In order to address these habit-patterns, Follett states that it is essential to do three things: (1) build up certain attitudes, (2) provide for the release of these attitudes, and (3) augment the released response as it is being carried out. Follett provides an example of a salesman, where first he must create an attitude that the customer wants the item being sold, then allows the customer to fulfill this desire by finalizing the sale, and then provides the customer with references of other satisfied customers to help solidify their decision to purchase the item. This mentality can also be applied to business, and everyday life. It is important to note that in order to do this, one cannot simply suppress the augments of the mind of the person in question, as that will only lead to dissatisfaction and contempt.

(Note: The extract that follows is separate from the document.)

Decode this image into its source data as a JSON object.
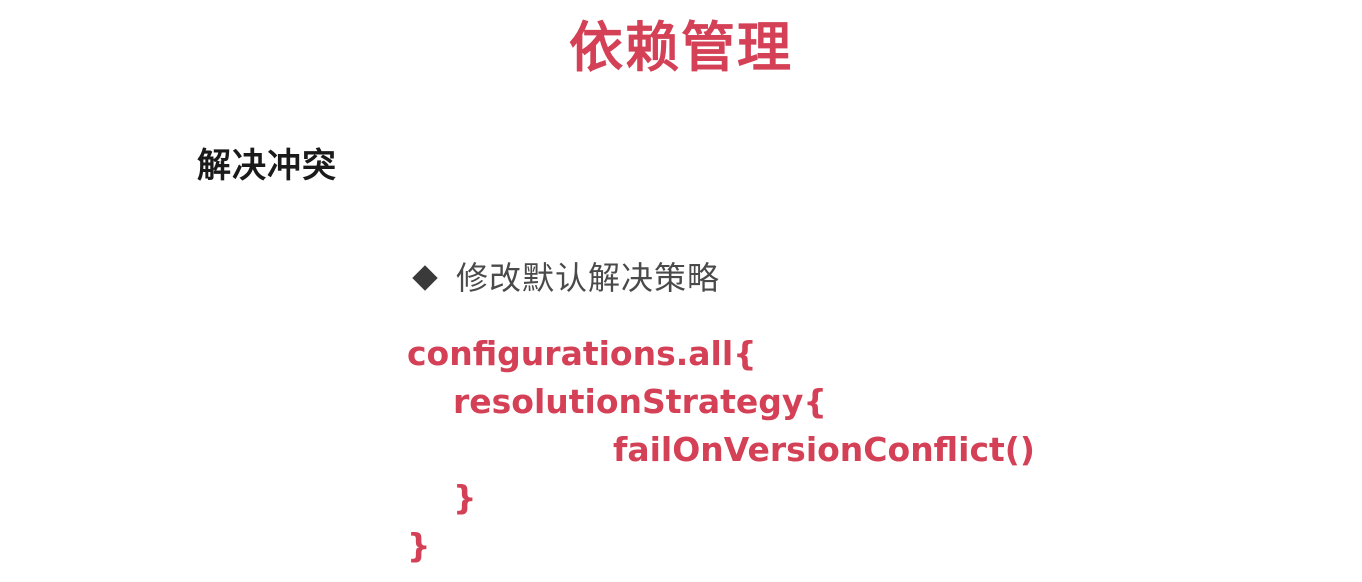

For this to work successfully, one must unite and integrate the reasons for purchasing or agreeing in the eyes of the person in question (buyer, subordinate, etc.).
Follett delves deeper into the human psyche by stating that at the core of every human being is the desire to direct their own lives, and the need to self-assert. The wish to govern one’s own life is one of the most fundamental feelings in every human being. It is not desirable to be under the will of another person, especially by being ordered around. In many cases, when someone is ordered to do something, they feel that their self-respect is being threatened. This can lead to losing their temper, getting upset, or becoming defensive. An order can set a person on a course that is only going to be counterproductive when it comes to obeying or following that order. When an employee is upset and does not carry out an order, the objective is not being completed, and no one is benefiting from the situation. So, what is the best way to give an order? How can orders be given so that employees feel respected and valued, and carry out the orders without resentment?
Although there is argument over the best way to give an order, Follett suggests that one of the best ways to tackle giving orders is not necessarily to give orders but to share them, and accept orders given by the situation. When decision-making is shared, getting upset or defensive is less likely to happen when that person’s input was taken into consideration. Merely bossing someone around and ordering them to do things is not productive, but if you collaborate with someone and share ideas, then when it is time to divvy up the work they will not feel so much like they are being ordered to do a task as they are being asked to contribute and have a combined level of responsibility. In Follett’s paper, she quotes a man from the Coal Commission who states, “It is all right to work with anyone; what is disagreeable is to feel too distinctly that you are working under anyone.”
Lastly, Follett discusses how to handle pointing out mistakes. She indicates that blame for the sake of blaming will not lead to anything productive, and can only open the doors for more feelings of disrespect, resentment and disobedience. Follett states that pointing out mistakes needs to accomplish something, such as education, so that mistake is less likely to happen in the future. This is the essence of constructive criticism, where the critique has meaning and can be helpful instead of simply just hurtful or insulting. She also implies that bringing up something positive as well, something that makes the worker feel good or proud, is a great idea to potentially offset mentioning the mistake. This can be compared to the idea of a Compliment Sandwich, which is when a compliment is given first so as to help appease the receiver, then to deliver the critique, and then to wrap up with another compliment so as to have the receiver leave on a good note. The Compliment Sandwich is widely used in life and business, and is considered to be an effective and polite way to deliver critique without upsetting the receiver.